Serinin en yakın örneği Anno 1800 ile kıyasladığımda, görece zayıf bir hikâye olduğunu düşünüyorum şahsen. Tamam, öyle hafızalarda yer edecek bir senaryo beklenmez genelde böyle oyunlardan. Ama en azından önceki oyundakine yakın bir performans sergilemelerini beklerdim kendi adıma.
Senaryoya ilişkin eleştirebileceğim bir nokta da kitlenip kalma ihtimalinizi artıran bir yapısının olması. “Nasıl oluyor o öyle?” diye sorabilirsiniz. Eğer, bir an evvel sıradaki ana görevi yapayım ve hikâyenin sonuna doğru hızla yol alayım derseniz, öyle bir nokta gelebilir ki bütün üretiminiz bir anda durup tek adım ilerleyemeyecek halde bulabilirsiniz kendinizi.
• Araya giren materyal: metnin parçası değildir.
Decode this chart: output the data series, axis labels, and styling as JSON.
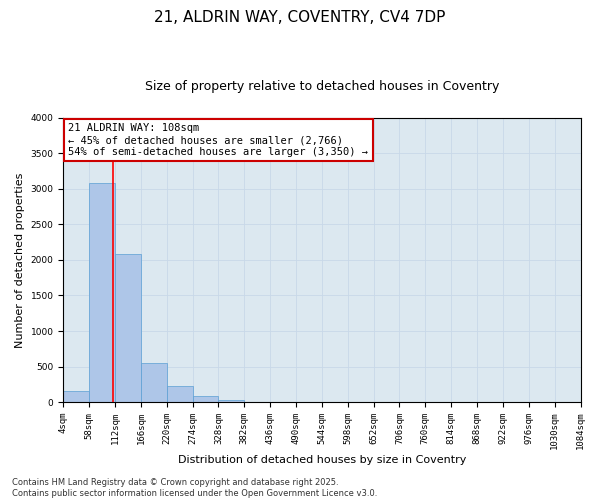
{
  "title1": "21, ALDRIN WAY, COVENTRY, CV4 7DP",
  "title2": "Size of property relative to detached houses in Coventry",
  "xlabel": "Distribution of detached houses by size in Coventry",
  "ylabel": "Number of detached properties",
  "bin_labels": [
    "4sqm",
    "58sqm",
    "112sqm",
    "166sqm",
    "220sqm",
    "274sqm",
    "328sqm",
    "382sqm",
    "436sqm",
    "490sqm",
    "544sqm",
    "598sqm",
    "652sqm",
    "706sqm",
    "760sqm",
    "814sqm",
    "868sqm",
    "922sqm",
    "976sqm",
    "1030sqm",
    "1084sqm"
  ],
  "bin_edges": [
    4,
    58,
    112,
    166,
    220,
    274,
    328,
    382,
    436,
    490,
    544,
    598,
    652,
    706,
    760,
    814,
    868,
    922,
    976,
    1030,
    1084
  ],
  "bar_heights": [
    150,
    3080,
    2080,
    550,
    220,
    80,
    30,
    8,
    2,
    1,
    0,
    0,
    0,
    0,
    0,
    0,
    0,
    0,
    0,
    0
  ],
  "bar_color": "#aec6e8",
  "bar_edge_color": "#5a9fd4",
  "vline_x": 108,
  "vline_color": "#ff0000",
  "annotation_text": "21 ALDRIN WAY: 108sqm\n← 45% of detached houses are smaller (2,766)\n54% of semi-detached houses are larger (3,350) →",
  "annotation_box_color": "#ffffff",
  "annotation_box_edge": "#cc0000",
  "ylim": [
    0,
    4000
  ],
  "yticks": [
    0,
    500,
    1000,
    1500,
    2000,
    2500,
    3000,
    3500,
    4000
  ],
  "grid_color": "#c8d8e8",
  "background_color": "#dce8f0",
  "footer_text": "Contains HM Land Registry data © Crown copyright and database right 2025.\nContains public sector information licensed under the Open Government Licence v3.0.",
  "title1_fontsize": 11,
  "title2_fontsize": 9,
  "xlabel_fontsize": 8,
  "ylabel_fontsize": 8,
  "tick_fontsize": 6.5,
  "annotation_fontsize": 7.5,
  "footer_fontsize": 6
}
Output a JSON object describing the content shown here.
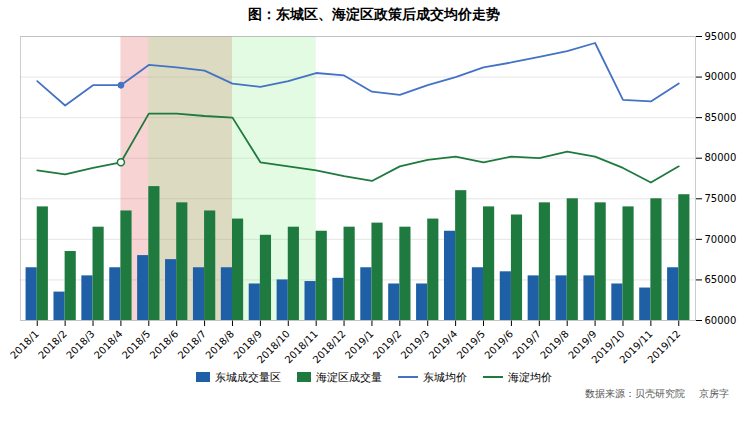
{
  "chart_data": {
    "type": "bar",
    "title": "图：东城区、海淀区政策后成交均价走势",
    "categories": [
      "2018/1",
      "2018/2",
      "2018/3",
      "2018/4",
      "2018/5",
      "2018/6",
      "2018/7",
      "2018/8",
      "2018/9",
      "2018/10",
      "2018/11",
      "2018/12",
      "2019/1",
      "2019/2",
      "2019/3",
      "2019/4",
      "2019/5",
      "2019/6",
      "2019/7",
      "2019/8",
      "2019/9",
      "2019/10",
      "2019/11",
      "2019/12"
    ],
    "series": [
      {
        "name": "东城成交量区",
        "type": "bar",
        "color": "#1f5fa6",
        "values": [
          66500,
          63500,
          65500,
          66500,
          68000,
          67500,
          66500,
          66500,
          64500,
          65000,
          64800,
          65200,
          66500,
          64500,
          64500,
          71000,
          66500,
          66000,
          65500,
          65500,
          65500,
          64500,
          64000,
          66500
        ]
      },
      {
        "name": "海淀区成交量",
        "type": "bar",
        "color": "#1e7a3e",
        "values": [
          74000,
          68500,
          71500,
          73500,
          76500,
          74500,
          73500,
          72500,
          70500,
          71500,
          71000,
          71500,
          72000,
          71500,
          72500,
          76000,
          74000,
          73000,
          74500,
          75000,
          74500,
          74000,
          75000,
          75500
        ]
      },
      {
        "name": "东城均价",
        "type": "line",
        "color": "#4472c4",
        "values": [
          89500,
          86500,
          89000,
          89000,
          91500,
          91200,
          90800,
          89200,
          88800,
          89500,
          90500,
          90200,
          88200,
          87800,
          89000,
          90000,
          91200,
          91800,
          92500,
          93200,
          94200,
          87200,
          87000,
          89200
        ]
      },
      {
        "name": "海淀均价",
        "type": "line",
        "color": "#1e7a3e",
        "values": [
          78500,
          78000,
          78800,
          79500,
          85500,
          85500,
          85200,
          85000,
          79500,
          79000,
          78500,
          77800,
          77200,
          79000,
          79800,
          80200,
          79500,
          80200,
          80000,
          80800,
          80200,
          78800,
          77000,
          79000
        ]
      }
    ],
    "ylim": [
      60000,
      95000
    ],
    "yticks": [
      60000,
      65000,
      70000,
      75000,
      80000,
      85000,
      90000,
      95000
    ],
    "grid": true,
    "legend": "bottom",
    "spans": [
      {
        "from": "2018/4",
        "to": "2018/8",
        "color": "#e05050"
      },
      {
        "from": "2018/5",
        "to": "2018/11",
        "color": "#90ee90"
      }
    ],
    "highlight": "2018/4",
    "annotations": [
      "数据来源：贝壳研究院",
      "京房字"
    ]
  }
}
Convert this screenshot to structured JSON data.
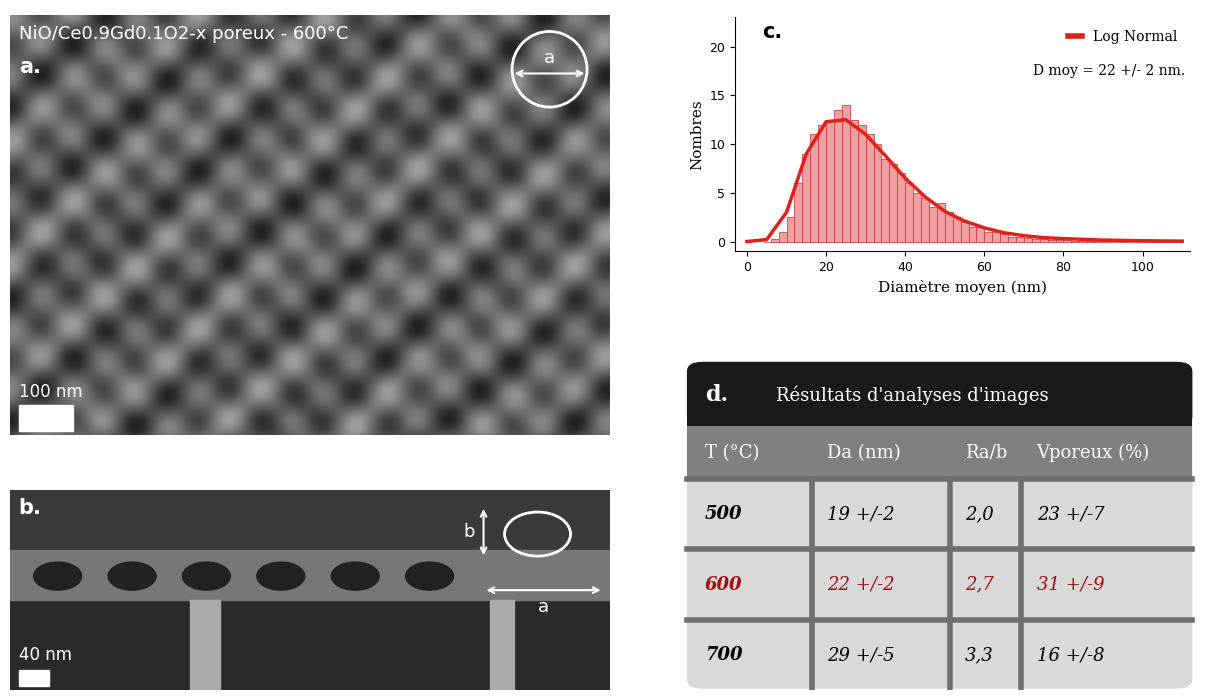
{
  "image_a": {
    "label": "a.",
    "title": "NiO/Ce0.9Gd0.1O2-x poreux - 600°C",
    "marker_label": "a",
    "scale_bar": "100 nm"
  },
  "image_b": {
    "label": "b.",
    "marker_labels": [
      "a",
      "b"
    ],
    "scale_bar": "40 nm"
  },
  "chart_data": {
    "type": "histogram",
    "label": "c.",
    "x_label": "Diamètre moyen (nm)",
    "y_label": "Nombres",
    "bins": [
      4,
      6,
      8,
      10,
      12,
      14,
      16,
      18,
      20,
      22,
      24,
      26,
      28,
      30,
      32,
      34,
      36,
      38,
      40,
      42,
      44,
      46,
      48,
      50,
      52,
      54,
      56,
      58,
      60,
      62,
      64,
      66,
      68,
      70,
      72,
      74,
      76,
      78,
      80,
      82,
      84,
      86,
      88,
      90,
      92,
      94,
      96,
      98,
      100,
      102,
      104,
      106,
      108,
      110
    ],
    "counts": [
      0,
      0.3,
      1,
      2.5,
      6,
      9,
      11,
      12,
      12.5,
      13.5,
      14,
      12.5,
      12,
      11,
      10,
      8.5,
      8,
      7,
      6,
      5,
      4.5,
      3.5,
      4,
      3,
      2.5,
      2,
      1.5,
      1.5,
      1,
      1,
      0.8,
      0.5,
      0.5,
      0.4,
      0.3,
      0.3,
      0.2,
      0.2,
      0.2,
      0.1,
      0.1,
      0.1,
      0.1,
      0.1,
      0,
      0.1,
      0,
      0,
      0,
      0,
      0.1,
      0,
      0
    ],
    "color": "#f0a0a0",
    "series": [
      {
        "name": "Log Normal",
        "type": "line",
        "color": "#e0201b",
        "x": [
          0,
          5,
          10,
          15,
          20,
          25,
          30,
          35,
          40,
          45,
          50,
          55,
          60,
          65,
          70,
          75,
          80,
          90,
          100,
          110
        ],
        "values": [
          0,
          0.2,
          3,
          9,
          12.3,
          12.5,
          11,
          8.8,
          6.5,
          4.6,
          3.1,
          2.1,
          1.4,
          0.9,
          0.6,
          0.4,
          0.3,
          0.15,
          0.08,
          0.04
        ]
      }
    ],
    "annotation": "D moy = 22 +/- 2 nm.",
    "legend": "upper right",
    "xlim": [
      -3,
      112
    ],
    "xticks": [
      0,
      20,
      40,
      60,
      80,
      100
    ],
    "ylim": [
      -1,
      23
    ],
    "yticks": [
      0,
      5,
      10,
      15,
      20
    ]
  },
  "table": {
    "label": "d.",
    "title": "Résultats d'analyses d'images",
    "header": [
      "T (°C)",
      "Da (nm)",
      "Ra/b",
      "Vporeux (%)"
    ],
    "rows": [
      [
        "500",
        "19 +/-2",
        "2,0",
        "23 +/-7"
      ],
      [
        "600",
        "22 +/-2",
        "2,7",
        "31 +/-9"
      ],
      [
        "700",
        "29 +/-5",
        "3,3",
        "16 +/-8"
      ]
    ],
    "row_colors": [
      "#000000",
      "#a01010",
      "#000000"
    ]
  }
}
Bunu aşabilmenin yolunu “sakince acele etmek”te buluyorum şahsen. Özellikle senaryonun 2. kısmında, şehrinizi düzgünce kurup geliştirmeye ve ekonominizi sağlam temeller üzerine oturtmaya odaklanmanız yerinde olur. Görevler için bir geri sayım işlemiyor nasıl olsa. Kendinizi tam anlamıyla hazır hissettiğiniz ana kadar bu görevleri öteleyebilir ve güçlenip ilerleyen kısımlara hazırlanmaya öncelik verebilirsiniz.
Her ne kadar senaryo sizi belirli bir noktaya kadar başka adalarda yerleşim kurmaya yönlendirmiyorsa da bunu ihmal etmeyin, adım adım koloninizi genişletin derim. Hem farklı kara parçalarında değişik kaynaklardan istifade etmiş hem de kendinizi tek kara parçasıyla sınırlandırmamış olursunuz.
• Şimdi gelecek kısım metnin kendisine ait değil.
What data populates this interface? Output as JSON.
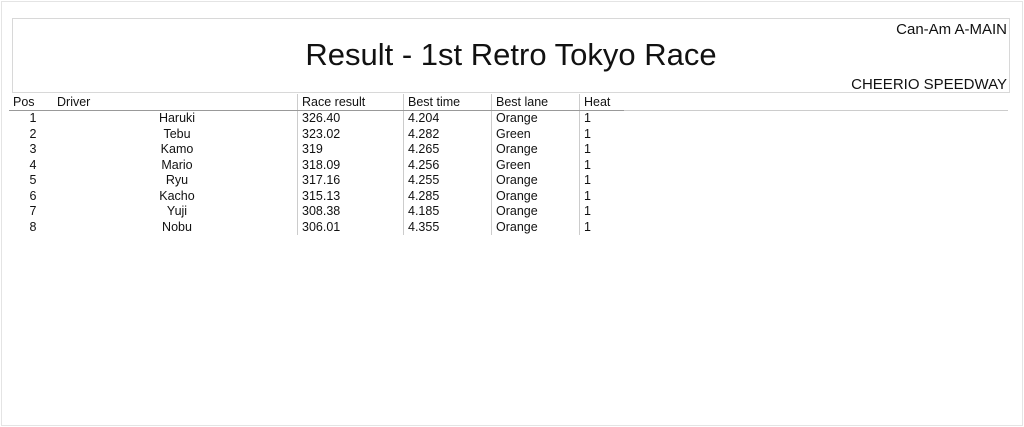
{
  "header": {
    "title": "Result - 1st Retro Tokyo Race",
    "category": "Can-Am A-MAIN",
    "venue": "CHEERIO SPEEDWAY"
  },
  "table": {
    "columns": [
      "Pos",
      "Driver",
      "Race result",
      "Best time",
      "Best lane",
      "Heat"
    ],
    "rows": [
      [
        "1",
        "Haruki",
        "326.40",
        "4.204",
        "Orange",
        "1"
      ],
      [
        "2",
        "Tebu",
        "323.02",
        "4.282",
        "Green",
        "1"
      ],
      [
        "3",
        "Kamo",
        "319",
        "4.265",
        "Orange",
        "1"
      ],
      [
        "4",
        "Mario",
        "318.09",
        "4.256",
        "Green",
        "1"
      ],
      [
        "5",
        "Ryu",
        "317.16",
        "4.255",
        "Orange",
        "1"
      ],
      [
        "6",
        "Kacho",
        "315.13",
        "4.285",
        "Orange",
        "1"
      ],
      [
        "7",
        "Yuji",
        "308.38",
        "4.185",
        "Orange",
        "1"
      ],
      [
        "8",
        "Nobu",
        "306.01",
        "4.355",
        "Orange",
        "1"
      ]
    ]
  }
}
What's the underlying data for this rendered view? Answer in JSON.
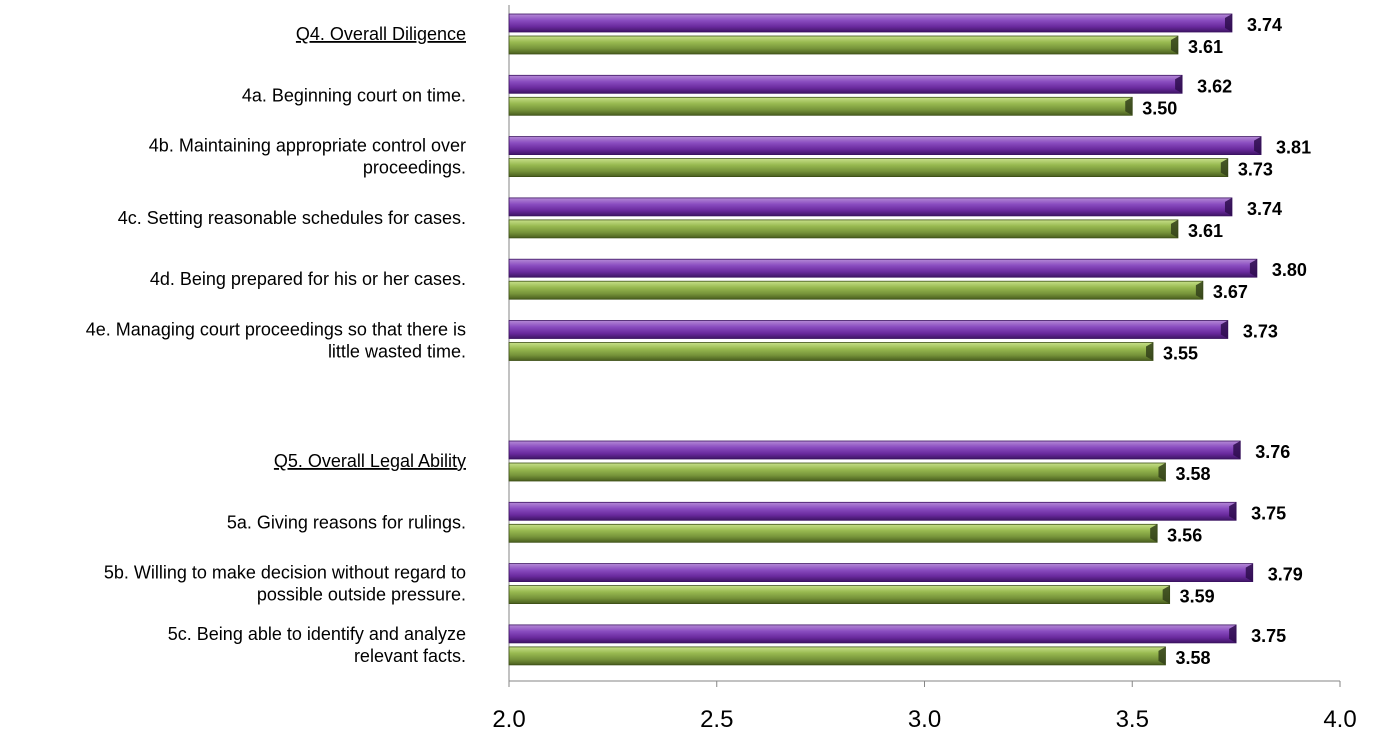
{
  "chart_data": {
    "type": "bar",
    "orientation": "horizontal",
    "title": "",
    "xlabel": "",
    "ylabel": "",
    "xlim": [
      2.0,
      4.0
    ],
    "x_ticks": [
      "2.0",
      "2.5",
      "3.0",
      "3.5",
      "4.0"
    ],
    "grid": false,
    "legend": "none",
    "series_colors": [
      "#7030A0",
      "#77933C"
    ],
    "groups": [
      {
        "heading": "",
        "categories": [
          {
            "label": "Q4. Overall Diligence",
            "header": true,
            "values": [
              3.74,
              3.61
            ],
            "value_labels": [
              "3.74",
              "3.61"
            ]
          },
          {
            "label": "4a. Beginning court on time.",
            "header": false,
            "values": [
              3.62,
              3.5
            ],
            "value_labels": [
              "3.62",
              "3.50"
            ]
          },
          {
            "label": [
              "4b. Maintaining appropriate control over",
              "proceedings."
            ],
            "header": false,
            "values": [
              3.81,
              3.73
            ],
            "value_labels": [
              "3.81",
              "3.73"
            ]
          },
          {
            "label": "4c. Setting reasonable schedules for cases.",
            "header": false,
            "values": [
              3.74,
              3.61
            ],
            "value_labels": [
              "3.74",
              "3.61"
            ]
          },
          {
            "label": "4d. Being prepared for his or her cases.",
            "header": false,
            "values": [
              3.8,
              3.67
            ],
            "value_labels": [
              "3.80",
              "3.67"
            ]
          },
          {
            "label": [
              "4e. Managing court proceedings so that there is",
              "little wasted time."
            ],
            "header": false,
            "values": [
              3.73,
              3.55
            ],
            "value_labels": [
              "3.73",
              "3.55"
            ]
          }
        ]
      },
      {
        "heading": "",
        "categories": [
          {
            "label": "Q5. Overall Legal Ability",
            "header": true,
            "values": [
              3.76,
              3.58
            ],
            "value_labels": [
              "3.76",
              "3.58"
            ]
          },
          {
            "label": "5a. Giving reasons for rulings.",
            "header": false,
            "values": [
              3.75,
              3.56
            ],
            "value_labels": [
              "3.75",
              "3.56"
            ]
          },
          {
            "label": [
              "5b. Willing to make decision without regard to",
              "possible outside pressure."
            ],
            "header": false,
            "values": [
              3.79,
              3.59
            ],
            "value_labels": [
              "3.79",
              "3.59"
            ]
          },
          {
            "label": [
              "5c. Being able to identify and analyze",
              "relevant facts."
            ],
            "header": false,
            "values": [
              3.75,
              3.58
            ],
            "value_labels": [
              "3.75",
              "3.58"
            ]
          }
        ]
      }
    ]
  }
}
Benzer şekilde ticaretin çarklarını da döndürmeye başlamanız yerinde olur. Bu da elinizde bulunmayan ürünleri çevre adalardan temin etmenizi sağlamanın yanında bu adaların yöneticileriyle ilişkilerinizi geliştirmenize de katkıda bulunur. Hem işin diplomasi kısmını da es geçmemiş olursunuz böylece.
Bunları yaptığınızda oyunda daha rahat ilerlediğinizi ve daha keyifli bir tecrübe yaşadığınızı göreceksiniz. Aksi halde, oyunun sunduğu birçok şeyi es geçmeniz veya yeterince tadını çıkarmadan ilerlemeniz kuvvetle muhtemel.
Hazır ufak ufak temas etmeye başlamışken gelelim işin oynanış kısmına. İşte burada Anno 117’nin elinin bir miktar daha kuvvetli olduğunu söyleyebilirim. Tam da beklendiği gibi, alıştığımız Anno tecrübesini yaşatıyor bizlere. Aşina olduğumuz oynanışı, Roma (ve de Kelt) sosuyla renklendirip sunuyorlar.
Önce ada sakinlerinin yaşayacağı haneler kuruyor, odun kesip kereste yapmakla başlayıp sonrasında çok farklı mamullerle zenginleştireceğiniz bir üretim sistemi oluşturuyorsunuz. Yine Anno 1800’dekine benzer şekilde, oyunun 2. kısmına adım attığınızda bu yeni coğrafyaya uygun olacak şekilde kullanabileceğiniz kaynaklar ve hammaddeler, dolayısıyla da üretebilecekleriniz değişiyor. Ayrıca bina gelişimleriyle ilgili olarak ikili bir yapı da (Roma veya Kelt stili) söz konusu.
Özetle, yine gıda üretimini ihmal etmeyip halkınızı besleyecek, silahlar üretip birlikler yetiştirecek, lüks sayılabilecek veya komşularınızda bulunmayan ürünler üretip ticaretle kasanızı doldurmanın yollarını arayacaksınız.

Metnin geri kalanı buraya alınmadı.